Outdated phone system with no features and 2 office that needed to be connected

Problems – A company has locations in both Austin and New Orleans and wants to tie the 2 together.  Their current phone system is 10 – 12 years old and severely outdated.  The existing system does not have features the company needs, such as: caller ID, voicemail and cell forwarding, voicemail to email, and auto attendant.  They also need conference call capabilities to accommodate anywhere from 10 to 20 users.  Due to having an old, outdated system they are also experiencing poor call quality and cannot transfer calls between locations.  Often times they find that calls are not being routed correctly and voicemails end up in the wrong mailboxes.  The main goal is to integrate and connect the 2 offices, while added features are also must-haves.  The company needs a solution that will enable them to accomplish all of their goals while giving them the “bells and whistles” they are looking for in a phone system.  

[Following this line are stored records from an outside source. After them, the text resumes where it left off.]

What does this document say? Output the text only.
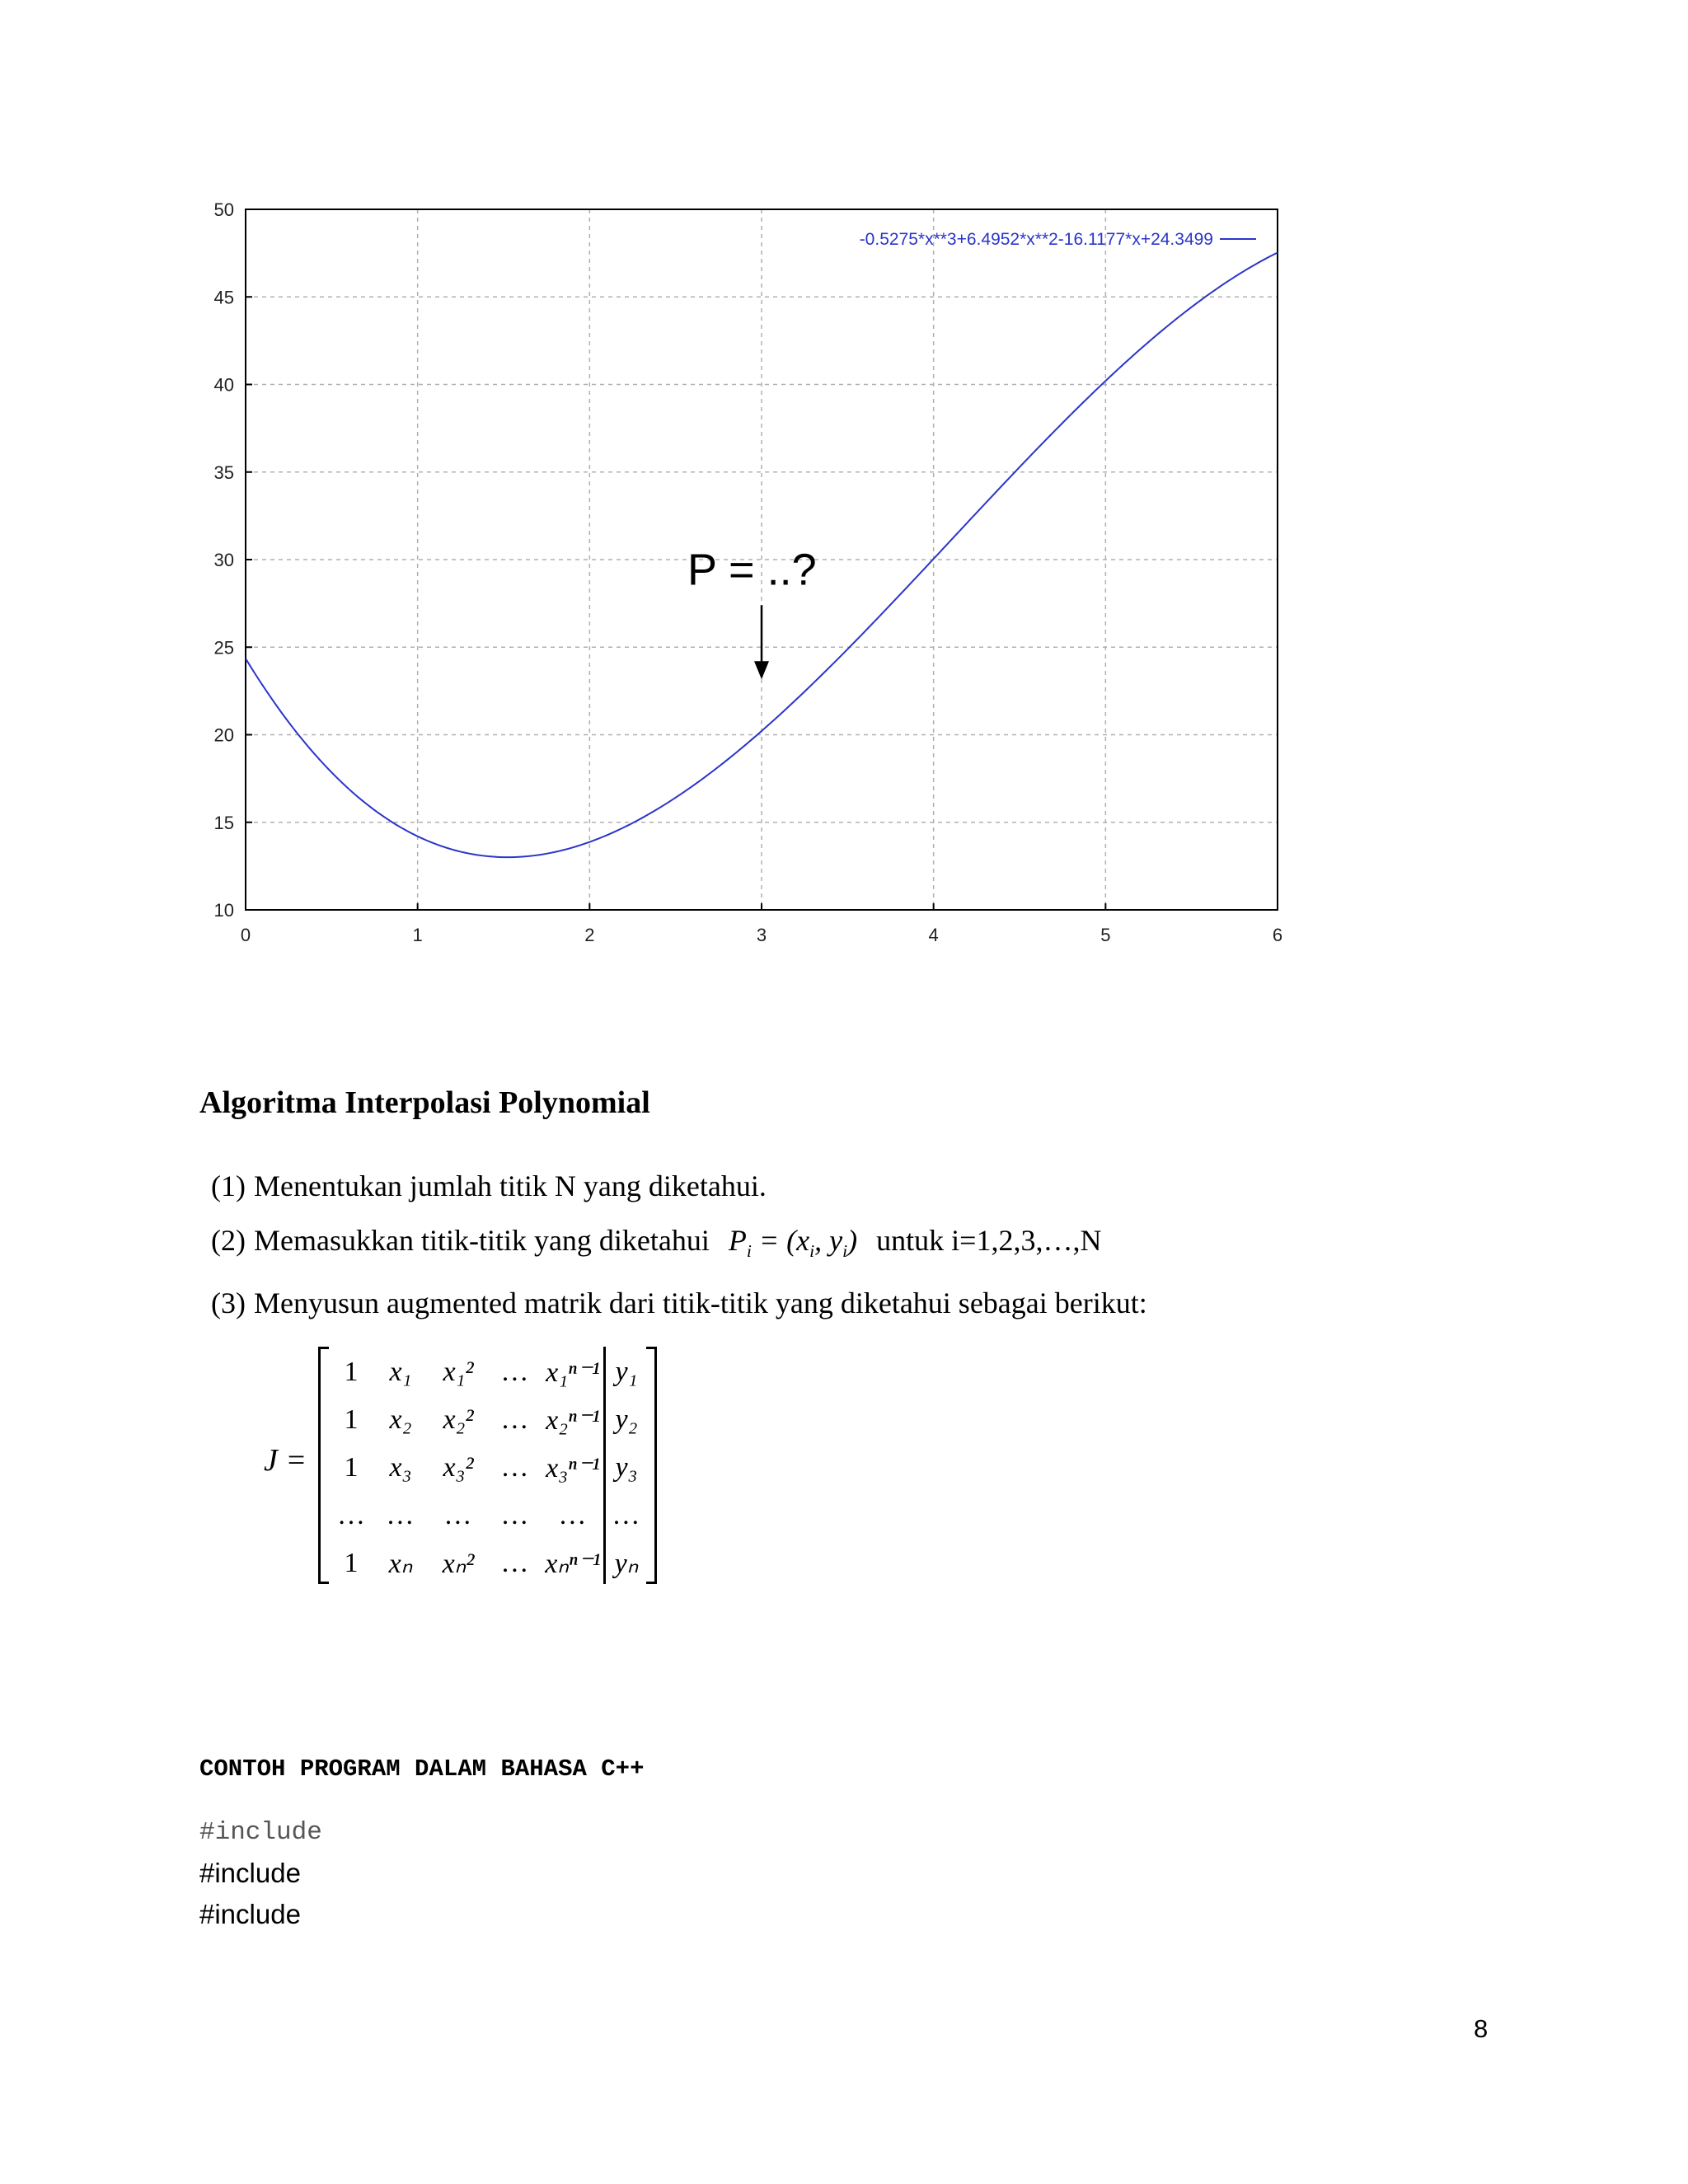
0	1	2	3	4	5	6
10
15
20
25
30
35
40
45
50
-0.5275*x**3+6.4952*x**2-16.1177*x+24.3499
P = ..?
Algoritma Interpolasi Polynomial
(1) Menentukan jumlah titik N yang diketahui.
(2) Memasukkan titik-titik yang diketahui $P_i = (x_i$, $y_i$) untuk i=1,2,3,…,N
(3) Menyusun augmented matrik dari titik-titik yang diketahui sebagai berikut:
J =
1	x₁	x₁²	…	x₁ⁿ⁻¹	y₁
1	x₂	x₂²	…	x₂ⁿ⁻¹	y₂
1	x₃	x₃²	…	x₃ⁿ⁻¹	y₃
…	…	…	…	…	…
1	xₙ	xₙ²	…	xₙⁿ⁻¹	yₙ
CONTOH PROGRAM DALAM BAHASA C++
#include
#include
#include
8
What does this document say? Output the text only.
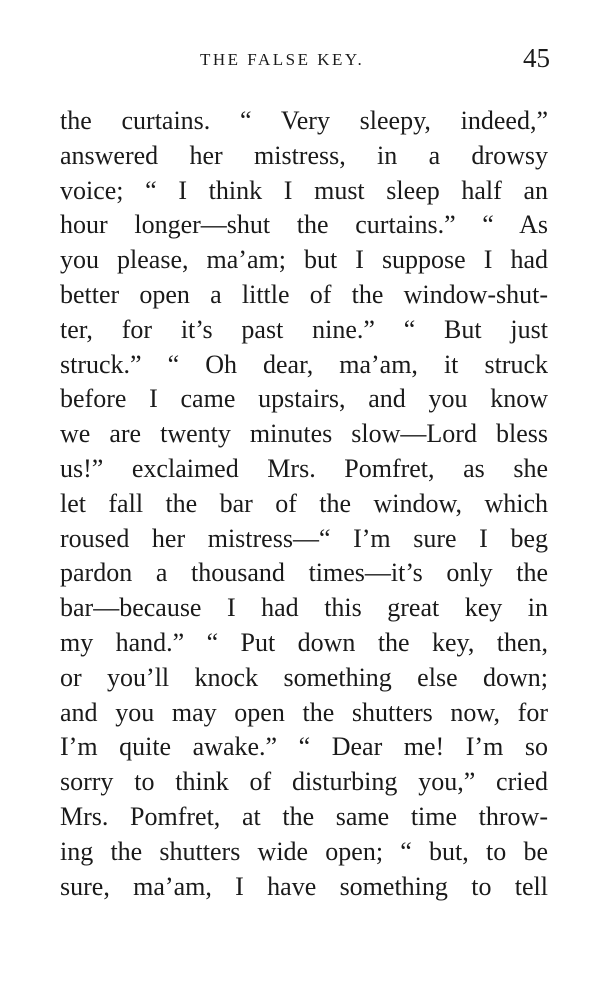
THE FALSE KEY.	45
the curtains. “ Very sleepy, indeed,”
answered her mistress, in a drowsy
voice; “ I think I must sleep half an
hour longer—shut the curtains.” “ As
you please, ma’am; but I suppose I had
better open a little of the window-shut-
ter, for it’s past nine.” “ But just
struck.” “ Oh dear, ma’am, it struck
before I came upstairs, and you know
we are twenty minutes slow—Lord bless
us!” exclaimed Mrs. Pomfret, as she
let fall the bar of the window, which
roused her mistress—“ I’m sure I beg
pardon a thousand times—it’s only the
bar—because I had this great key in
my hand.” “ Put down the key, then,
or you’ll knock something else down;
and you may open the shutters now, for
I’m quite awake.” “ Dear me! I’m so
sorry to think of disturbing you,” cried
Mrs. Pomfret, at the same time throw-
ing the shutters wide open; “ but, to be
sure, ma’am, I have something to tell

Scenario Solutions – The most logical solution for these issues is to replace the entire old system at both locations with a new VoIP set up.  This will allow them to connect both locations, as well as give them the features they want and need.  They will receive IP phones with the capabilities they want and the auto attendant and voicemail features they need.  A conference bridge will allow them the ability to have up to 30 users per conference with room to expand.  The new phone system will also greatly improve sound quality and reliability.

Pros – This solution allows the company to connect both offices, as well as give them everything they’re looking for feature wise.  They can now transfer all calls between the 2 offices and properly route both calls and voicemails to the correct place.  They will have a system in place that allows them to grow while addressing the lack of functionality of their outdated phones.

Cons – The users are now dependent on their Internet connection and having a primary and secondary location.  If the primary office goes down or experiences problems, it could affect the second location.  The users must be properly trained in order to have a seamless transition from the old set up to the new one.